Saint Attale, second abbé de Bobbio, en Lombardie, naquit en Bourgogne, de parents fort illustres par leur piété et par leur noblesse. Son père, remarquant qu'Attale avait beaucoup de dispositions pour les lettres, le mit sous la conduite d'Arigius, évêque de Gap, afin qu'il apprit en même temps la vertu et les sciences. Mais Attale, voyant qu'il profitait peu dans le palais épiscopal, et aspirant à une plus haute perfection, résolut secrètement d'embrasser la vie monastique et se retira au monastère de Lérins. Il y vécut quelque temps avec une merveilleuse pureté; mais, voyant que les religieux de cette maison se relâchaient des rigueurs de leur règle, il crut qu'il devait chercher un autre lieu de refuge pour s'y retirer. Il quitta donc Lérins et alla trouver saint Colomban, qui avait fondé depuis peu le monastère de Luxeuil, pour y être reçu au nombre de ses religieux. Ce saint personnage, remarquant dans Attale une inclination toute portée à la vertu, fut ravi de l'avoir, et se rendit très soigneux de son avancement spirituel. Il le mena aussi avec lui en Lombardie lorsquÕil fut exilé de France par Thierry. Notre saint fit de si grands progrès sous la discipline d'un si bon maître, qu'après la mort de saint Colomban il fut jugé digne de gouverner le célèbre monastère de Bobbio, que le même saint avait fondé durant son exil par le secours dÕAgilulf, roi des Lombards. Mais Attale ne rencontra pas peu de difficulté lorsqu'il voulut maintenir les religieux dans l'étroite observance de leur règle; quelques-uns d'entre eux murmurèrent hautement contre lui, se plaignant de la sévérité de sa conduite et de la pesanteur du joug qu'il leur imposait. En vain, il fit son possible pour les remettre dans le devoir, et y employa la douceur avec toutes les marques d'un amour vraiment paternel; en vain il leur montra que les saints pères avaient tous marché par la voie de la mortification et par le mépris des choses de cette vie présente, il ne put jamais rien gagner sur eux. Plusieurs secouèrent entièrement le joug de l'obéissance, et, sous prétexte de mener une vie solitaire, ils sortirent du monastère pour être en liberté, chargeant ce saint, abbé d'une infinité de calomnies et d'impostures; mais la justice divine ne laissa pas longtemps impunis ces rebelles.

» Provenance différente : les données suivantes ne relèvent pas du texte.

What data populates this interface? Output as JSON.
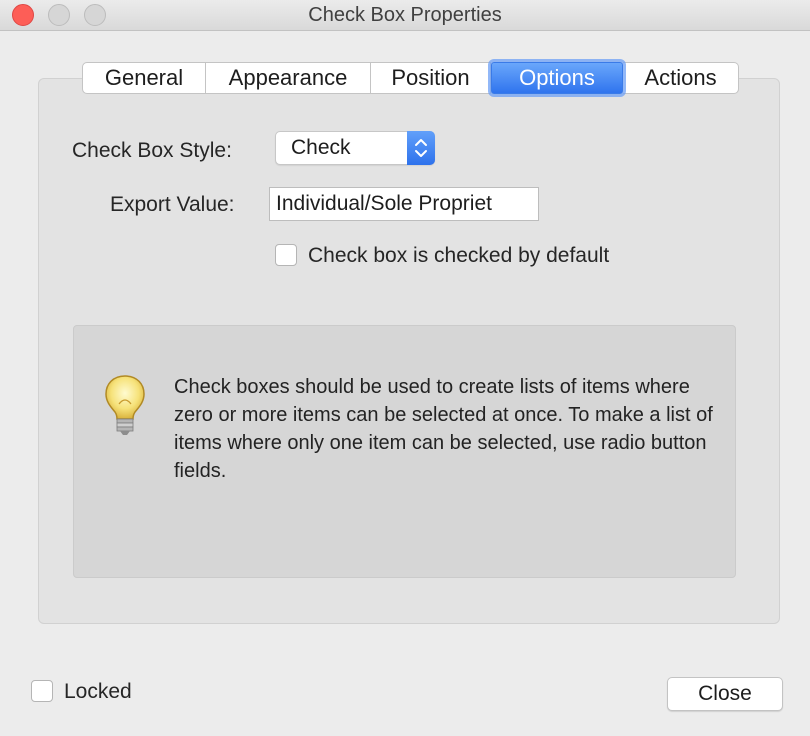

En effet, bientôt après, le principal auteur de ce désordre et celui qui parlait de cet excellent supérieur avec le plus d'impudence, fut saisi d'une fièvre si violente, qu'il reconnut bientôt que c'était un coup de la main de Dieu qui le punissait de son péché; c'est pourquoi il demanda, avec de grands cris, qu'il lui fût permis de parler au saint abbé et de lui demander pardon : mais le moyen lui en fut ôté par une mort précipitée. Quelques-uns de ses compagnons, touchés de repentir à la vue d'un si terrible châtiment, allèrent se jeter aux pieds de celui qu'ils avaient offensé, et le supplièrent de leur pardonner leur témérité. Attale leur accorda leur grâce avec beaucoup de générosité, en les recevant comme des ouailles sauvées de la gueule du loup; il les rétablit chacun en leur ordre. Quant aux autres qui, par honte ou par obstination, ne voulurent point retourner au monastère, où ils devaient obtenir la rémission de leur crime, ils finirent leur vie misérablement et avec des marques visibles de la justice divine : l'un fut tué d'un coup d'épée, et deux autres se noyèrent.

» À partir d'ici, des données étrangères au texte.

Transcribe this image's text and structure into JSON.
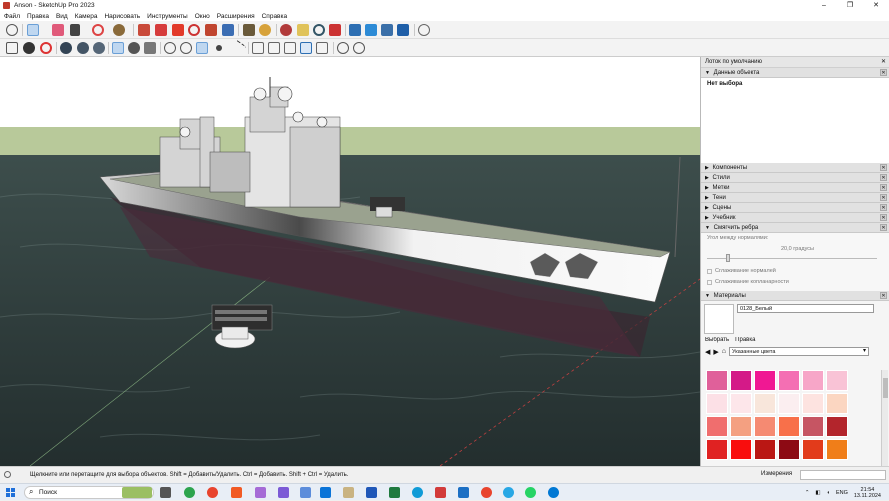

À la suite de ces punitions si exemplaires, Dieu autorisa la conduite de son serviteur par plusieurs actions miraculeuses, qui le rendirent de plus en plus considérable. Le moulin du monastère était en grand danger d'être emporté par un débordement de la rivière de Bobbio, qui a donné le nom à cette abbaye; il y envoya Sinoalde, diacre, et, lui mettant en main sa crosse, il le chargea de faire le signe de la croix, et de commander aux eaux de prendre un autre cours. Sinoalde y alla, et trouva plus d'obéissance en cet élément que le saint homme n'en avait trouvé dans l'esprit de ses mauvais religieux. Il arrêta les ondes et revint aussitôt raconter ce prodige au saint abbé, qui lui défendit d'en parler pendant sa vie. Un religieux, qui labourait la terre à une demi-lieue du monastère, s'étant coupé le pouce de la main gauche, eut recours au saint abbé pour être guéri. Le saint le renvoya chercher son pouce qu'il avait laissé sur le lieu; et, le frottant avec de la salive, il le rejoignit si parfaitement, qu'on eût dit qu'il n'avait point été coupé. Il rendit aussi la santé à un enfant abandonné des médecins. L'historien Jonas, qui raconte ces faits, en fut témoin oculaire.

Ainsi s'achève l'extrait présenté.